1000 cells were seeded into a 12-well plate and incubated overnight before being irradiated with 2 Gy. The cells were then cultured for 10−14 days until colonies formed. Subsequently, colonies were fixed and stained with a mixture of 0.5% crystal violet and 20% methanol for 30min. Images were scanned and quantified by ImageJ with the ColonyArea plugin.

Immunofluorescence (IF)

RNAi was performed before seeding 2 × 10⁵ of cells onto glass coverslips. Cells was fixed and permeabilized with the same way as PLA protocol. For blocking, coverslips were immersed with 10%FBS in PBS for 2h at room temperature before incubating with primary antibodies at 4°C overnight. The primary antibodies was diluted with blocking buffer with the concen-tration showed in Table S4. PBST was used to wash coverslips 3 times before incubating with secondary antibodies Alexa Fluor 488 (Thermo fisher) or Alexa Fluor 647 (Thermo fisher) diluted in blocking buffer at room temperature in dark for 2h. Coverslips were mounted with Mounting Medium with DAPI (Abcam, ab104139-20mL) and sealed with clear nail polish before visualized with Olympus Fluoview FV1200 confocal microscope with a 60× objective lens. Images were quantified by using CellProfiler 4.2.1 with sparkle function.

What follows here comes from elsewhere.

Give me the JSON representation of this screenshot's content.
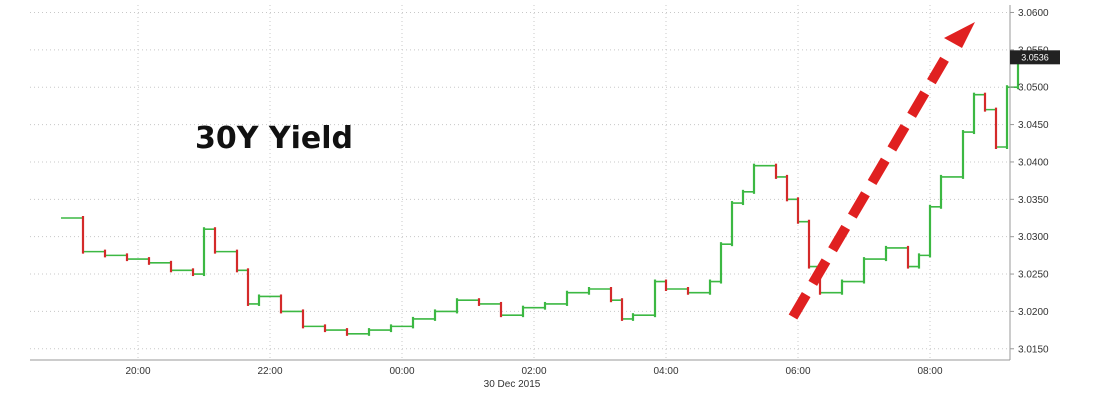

Quantification And Statistical Analysis

Statistical tests were performed in GraphPad Prism 9.3.1 and Excel. All error bars represent mean ± SD, unless stated differently. Each experiment repeats at least 3 times (N = 3). Statistical testing was performed using the Student’s t-test, one-way ANOVA (for laser stripping), unpaired Welch’s correction (for comet assay analysis), Mann−Whitney test (non-parametric comparison for PLA foci analysis). Significance is listed as *p ≤ 0.05, **p ≤ 0.01, ***p ≤ 0.001, ****p ≤ 0.0001.

In brief.

Double-strand breaks (DSBs) are the most severe type of DNA damage. Long et al. show that hSSB1 is modified and forms a trimeric SOSS1 complex that comes to DSBs in an R-loop-dependent manner. At DSBs, SOSS1 and RNA polymerase II form liquid-like repair compartments. Depletion of the SOSS1 impairs DNA repair.

Highlights.

• Double-strand breaks (DSBs) are the most severe type of DNA damage

• c-Abl phosphorylates hSSB1 (SOSS1), enabling its interaction with Y1P RNAPII at DSBs

• The trimeric SOSS1 complex is present at DSBs in an R-loop-dependent manner

• The SOSS1 complex and RNAPII form dynamic liquid-like repair compartments at DSBs

Data and code availability

• Data reported in this paper can be shared by the lead contact upon request. Mass spectrometry proteomics data have been deposited to the ProteomeXchange Consortium via PRIDE⁵⁶ partner repository with the dataset identifier PXD046523.

• This paper does not report original code.

• Any additional information required to re-analyze the data reported in this work paper is available from the lead contact upon request.